7. There was a statistical difference between the two groups as regard Na which was statistically higher in survivor group with mean of 134.68±6.86 versus 128.5±2.96 in non-survivor group (P value = 0.0002), and K which was statistically higher in survivor group with mean of 3.72±0.75 versus 2.82±0.40 in non-survivor group (P value <0.0001).
8. There was a statistically significant difference between the two groups as regard pneumonia in X-ray which was statistically higher in non- survivor group with 6 (30.00%) patients versus 4 (6.35%) patients in survivor group (P value = 0.01), p. embolism (CT) which was statistically higher in non-survivor group with 8 (40.00%) patients versus 10 (15.87%) patients in survivor group (P value = 0.03) and Gold score which was statistically lower in non-survivor group.
9. There was a statistically significant difference between the two groups as regard admission SBP which was statistically higher in survivor group with mean of 119.62±20.75 versus 99.75±17.81 in non-survivor group (P value = 0.0002), admission DBP which was statistically higher in survivor group with mean of 87.86±11.42 versus 59±12.10 in non-survivor group (P value = 0.004) and admission temperature which was statistically higher in non-survivor group with mean of 38.18±0.82 versus 37.45±0.66 in survivor group (P value = 0.0001).
10. There was no statistical difference between the survivor and non- survivor groups according to NIV data (BEEP, FiO2, PS and duration).
11. There was no statistical difference between the survivor and non- survivor groups according to NIV data (IMV Mode either PRVC or SIMV, VT FIO2 RR PEEP and I:E 1:03) except duration which was statistically higher in non-survivor group with mean of 11±7.87 days versus 6.44±2.56 days in survivor group (P value = 0.04)
12. Final logistic regression analysis showed that creatinine, K and pneumonia in x-ray, CT or sonar were significant independent predictors of mortality in AECOPD (P value = 0.005, 0.006 and 0.002 respectively).
13. Final logistic regression analysis showed that Glasgow coma scale, K, pneumonia in x-ray were significant independent predictors of occurrence of complications in AECOPD (P value <0.0001, 0.02 and 0.02 respectively).
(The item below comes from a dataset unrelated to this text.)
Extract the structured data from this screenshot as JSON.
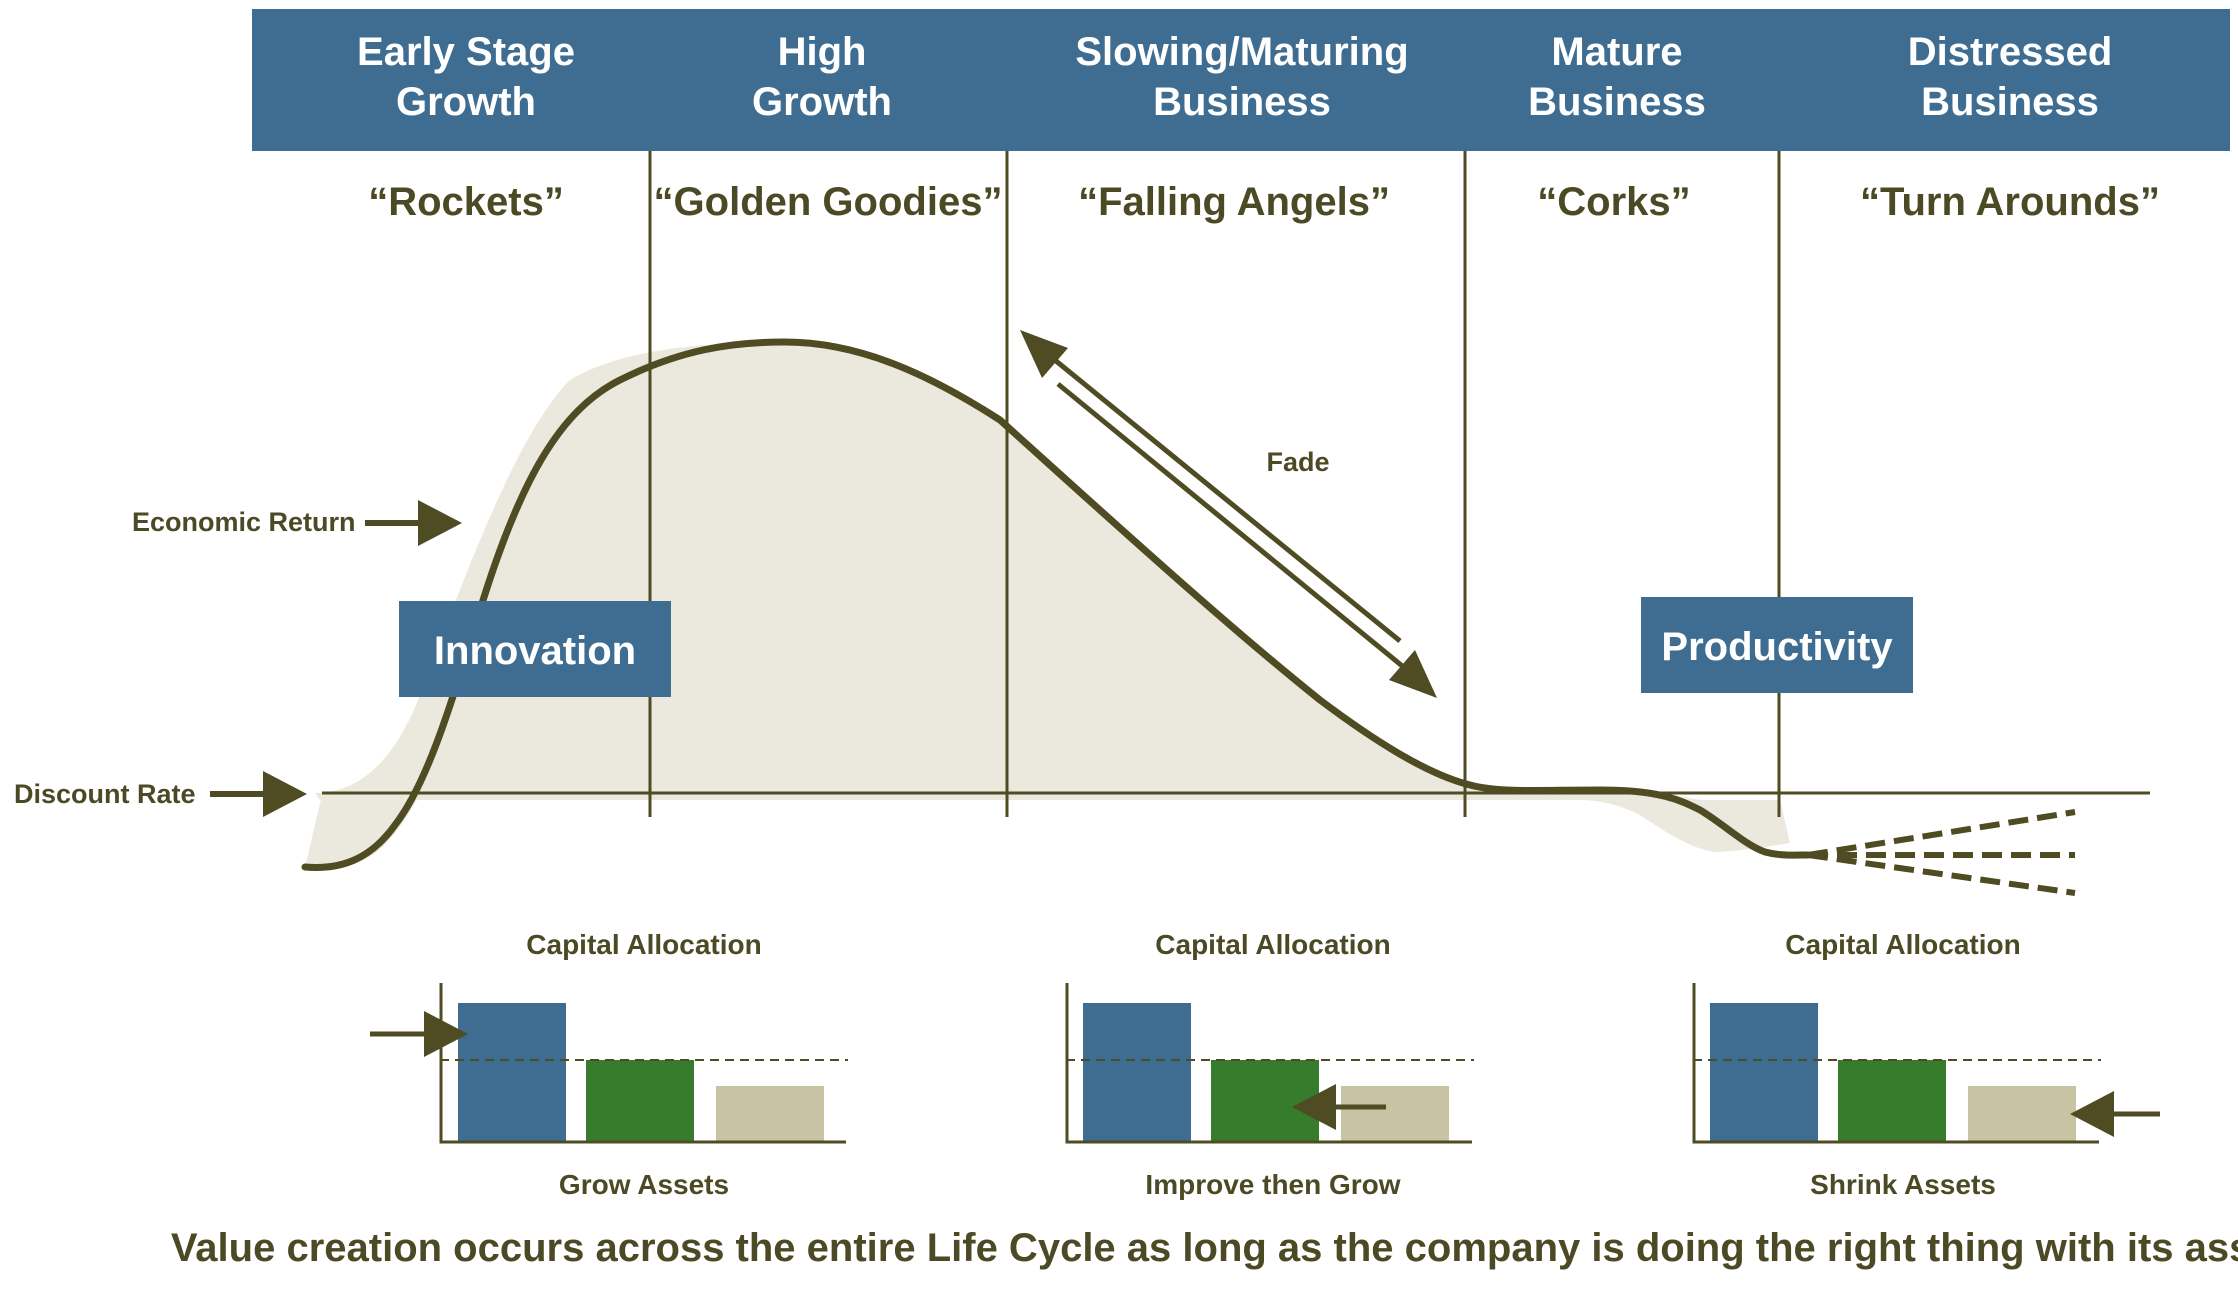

14. Final linear regression analysis showed that hypertension admission pulse, admission temperature and IMV VS. NIV were significant independent factors affecting duration of ICU stay in AECOPD (P value = 0.03, 0.04, 0.007 and <0.0001 respectively).
Conclusions
In AECOPD, the weaning was better, and duration of ICU stay, complications after weaning and the need for tracheostomy were lower in NIV group compared to IMV group. However, there were insignificant difference in mortality between NIV and IMV groups.
Creatinine, K and pneumonia in x-ray, CT or sonar were significant independent predictors of mortality in AECOPD.
Glasgow coma scale, K, pneumonia in x-ray were significant independent predictors of occurrence of complications in AECOPD.
Hypertension, admission pulse, admission temperature and IMV VS. NIV were significant independent factors affecting duration of ICU stay in AECOPD.
Recommendations
1. Further clinical research in multi-centers are needed to evaluate the outcome of patients admitted to RICU with acute exacerbation of COPD and to compare different methods of management.
2. Additional studies including a larger number of patients are required for generalization of these results.
3. Long-term follow-up is needed in further studies.